The only way to diagnose stomach ulcers is with
gastroscopy, (endoscopic evaluation of the esophagus and stomach). This procedure
is much more advanced now due to better endoscopic equipment available for
veterinary use. There are two different types of endoscopes available for
gastroscopy, the fiber optic endoscope which uses a glass fiber bundle to
transmit light directly back to an eye piece from which your veterinarian
can view the stomach. The video endoscope also uses glass fiber bundles to
deliver images but has a chip which can transmit these images to a screen
which can be visualized by the client and anyone participating with the exam.
The endoscopes used for gastroscopy are about 3m long and 10mm in diameter
which is about the same size as the normal equine stomach tubes.
How is the procedure performed? How safe is the
procedure? We must remember that in order to visualize the stomach it must
be completely empty of all contents at the time of examination. The patient
must be fasted for about sixteen hours. It is preferred to schedule
the gatroscopy around 9:00am. The day prior to the exam I will have my client
remove all hay and grain at 5:00pm, and then at 10:00pm I will have them
remove the water. The stall also needs to be free of hay that may be left
behind from previous feedings. At the time of the gastroscopys, the patient
is placed in the stocks, sedated and the endoscope is passed up one nostril
into the esophagus and eventually advanced to the stomach much in the same
fashion as passing a stomach tube. There is no aftercare needed and the patient
can resume their normal feed ration about one hour after the examination.

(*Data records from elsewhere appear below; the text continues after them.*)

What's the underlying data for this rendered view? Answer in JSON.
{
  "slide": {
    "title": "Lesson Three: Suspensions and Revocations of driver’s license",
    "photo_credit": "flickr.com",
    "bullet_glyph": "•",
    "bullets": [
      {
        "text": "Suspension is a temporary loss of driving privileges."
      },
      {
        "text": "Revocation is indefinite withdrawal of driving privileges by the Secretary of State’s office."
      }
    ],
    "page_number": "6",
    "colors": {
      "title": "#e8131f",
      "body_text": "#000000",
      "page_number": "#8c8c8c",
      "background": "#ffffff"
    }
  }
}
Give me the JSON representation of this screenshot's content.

The patient can resume his training routine that same afternoon. The procedure
takes about thirty to forty minutes to perform and is relatively non-invasive.

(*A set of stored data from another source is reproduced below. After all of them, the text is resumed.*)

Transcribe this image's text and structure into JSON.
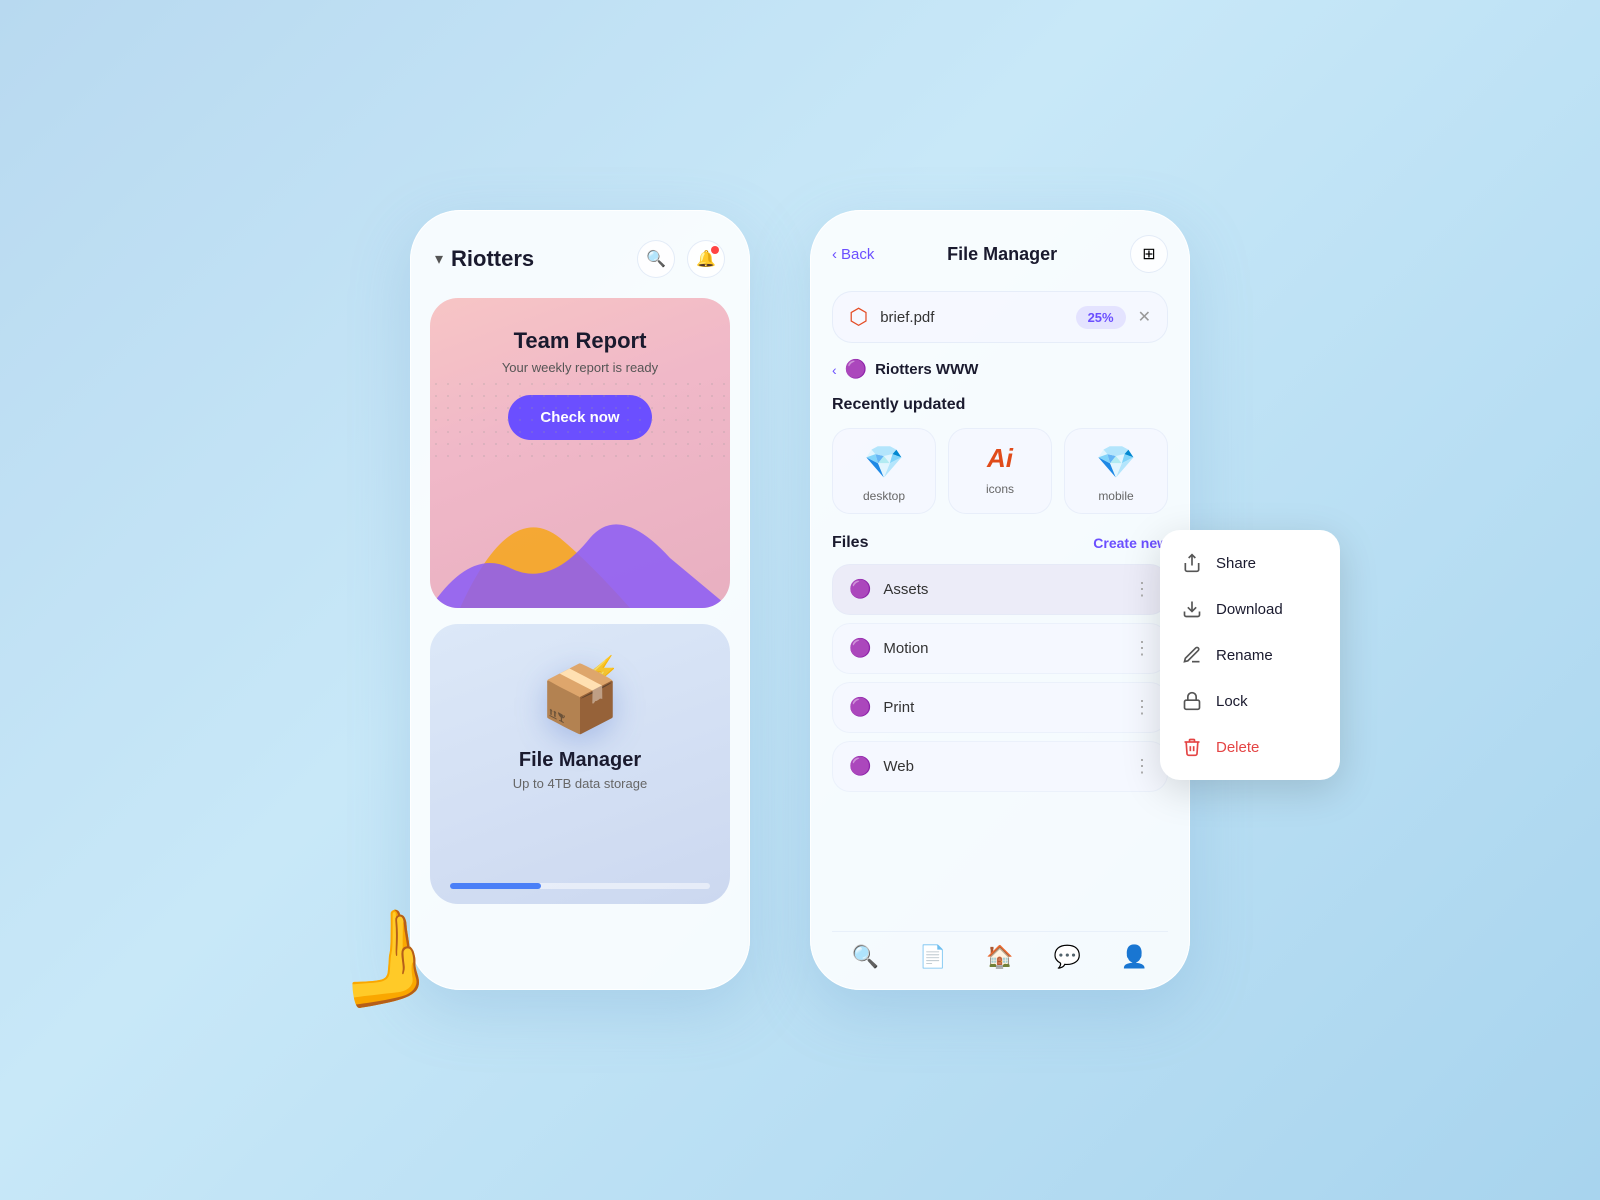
{
  "background": "#b8d9f0",
  "leftPhone": {
    "title": "Riotters",
    "teamReport": {
      "title": "Team Report",
      "subtitle": "Your weekly report is ready",
      "checkNowLabel": "Check now"
    },
    "fileManager": {
      "title": "File Manager",
      "subtitle": "Up to 4TB data storage"
    }
  },
  "rightPhone": {
    "header": {
      "backLabel": "Back",
      "title": "File Manager",
      "filterIcon": "filter-icon"
    },
    "pdfBar": {
      "filename": "brief.pdf",
      "percent": "25%",
      "closeLabel": "×"
    },
    "breadcrumb": {
      "folderName": "Riotters WWW"
    },
    "recentlyUpdated": {
      "label": "Recently updated",
      "items": [
        {
          "icon": "💎",
          "label": "desktop"
        },
        {
          "icon": "Ai",
          "label": "icons"
        },
        {
          "icon": "💎",
          "label": "mobile"
        }
      ]
    },
    "files": {
      "sectionLabel": "Files",
      "createNewLabel": "Create new",
      "items": [
        {
          "name": "Assets",
          "icon": "🟣"
        },
        {
          "name": "Motion",
          "icon": "🟣"
        },
        {
          "name": "Print",
          "icon": "🟣"
        },
        {
          "name": "Web",
          "icon": "🟣"
        }
      ]
    },
    "contextMenu": {
      "items": [
        {
          "label": "Share",
          "icon": "share"
        },
        {
          "label": "Download",
          "icon": "download"
        },
        {
          "label": "Rename",
          "icon": "rename"
        },
        {
          "label": "Lock",
          "icon": "lock"
        },
        {
          "label": "Delete",
          "icon": "delete",
          "isDelete": true
        }
      ]
    },
    "bottomNav": [
      {
        "icon": "🔍",
        "label": "search"
      },
      {
        "icon": "📄",
        "label": "files",
        "active": true
      },
      {
        "icon": "🏠",
        "label": "home"
      },
      {
        "icon": "💬",
        "label": "messages"
      },
      {
        "icon": "👤",
        "label": "profile"
      }
    ]
  }
}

The lining of the equine stomach is divided into
two parts, one part that is lined with squamous tissue and a second part
that is covered with glandular tissue. The division between the two parts
is called the margo plicatus. The glandular portion contains the glands responsible
for the gastric secretions. Although I have noted ulcerations on all parts
of the stomach, the majority of the ulcers are located on the squamous portion
of the stomach in close proximity to the margo plicatus. Typically,
I will grade the degree of ulceration from 1-4, one being mild and four being
severe. In most cases the degree of ulceration will dictate the treatment
protocol. Although this grading system works well for me, I have had
those patients that graded one yet showed the more severe clinical signs
of grade 3. This is due to the fact that some horses tolerate ulcers
better than others.
At this time there are several different treatment
options available to the horse owner. The things that must be considered
before prescribing a treatment regimen are the cost, management, and the
severity of the ulceration in each individual patient. I would recommend
that all these factors be reviewed by the veterinarian and horse owner in
order to decide on which regimen is best for each individual case.

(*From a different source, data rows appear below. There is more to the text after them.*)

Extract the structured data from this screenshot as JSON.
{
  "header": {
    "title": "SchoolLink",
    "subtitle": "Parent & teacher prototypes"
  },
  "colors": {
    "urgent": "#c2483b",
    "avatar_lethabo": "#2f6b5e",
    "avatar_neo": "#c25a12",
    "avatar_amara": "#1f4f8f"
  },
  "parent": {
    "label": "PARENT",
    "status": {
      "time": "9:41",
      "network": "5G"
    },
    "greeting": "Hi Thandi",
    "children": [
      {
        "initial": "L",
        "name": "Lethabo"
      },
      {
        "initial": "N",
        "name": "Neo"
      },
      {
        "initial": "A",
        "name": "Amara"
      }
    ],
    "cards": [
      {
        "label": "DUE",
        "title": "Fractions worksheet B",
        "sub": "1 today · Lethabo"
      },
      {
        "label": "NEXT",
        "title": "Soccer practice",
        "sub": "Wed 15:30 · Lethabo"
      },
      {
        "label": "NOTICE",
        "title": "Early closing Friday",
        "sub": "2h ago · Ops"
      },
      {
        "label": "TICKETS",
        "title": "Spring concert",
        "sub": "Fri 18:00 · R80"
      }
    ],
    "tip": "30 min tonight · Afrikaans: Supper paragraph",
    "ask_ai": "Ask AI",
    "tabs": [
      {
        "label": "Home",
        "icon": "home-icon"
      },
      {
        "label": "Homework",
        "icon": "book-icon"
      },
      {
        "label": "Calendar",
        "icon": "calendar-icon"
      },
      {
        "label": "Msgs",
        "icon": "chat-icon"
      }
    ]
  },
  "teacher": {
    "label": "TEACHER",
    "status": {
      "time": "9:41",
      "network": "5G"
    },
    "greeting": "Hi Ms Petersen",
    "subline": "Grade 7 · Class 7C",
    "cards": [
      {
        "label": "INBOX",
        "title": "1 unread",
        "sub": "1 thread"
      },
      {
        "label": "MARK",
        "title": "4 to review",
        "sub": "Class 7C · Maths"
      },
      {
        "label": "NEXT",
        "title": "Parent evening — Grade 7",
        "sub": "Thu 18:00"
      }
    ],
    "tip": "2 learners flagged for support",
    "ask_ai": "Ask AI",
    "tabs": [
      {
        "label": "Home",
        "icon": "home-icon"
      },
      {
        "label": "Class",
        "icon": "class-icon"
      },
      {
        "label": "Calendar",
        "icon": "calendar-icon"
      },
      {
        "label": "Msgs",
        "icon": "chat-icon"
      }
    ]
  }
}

EGUS is a very common disease of the equine athlete.
With the high level of performance that is expected from these horses, along
with an increase in strenuous training regimens, higher energy diets, and
increased travel, a greater incidence of stomach ulcers are definitely seen.
It would be safe to say that 70% of all equine athletes are affected with
stomach ulcers, yet may not show any outward clinical symptoms. I do however
feel that EGUS affects their training, appetite, and temperament and should
be considered present in all of our horses. Talk to your veterinarian
about symptoms, diagnosis, and treatment options.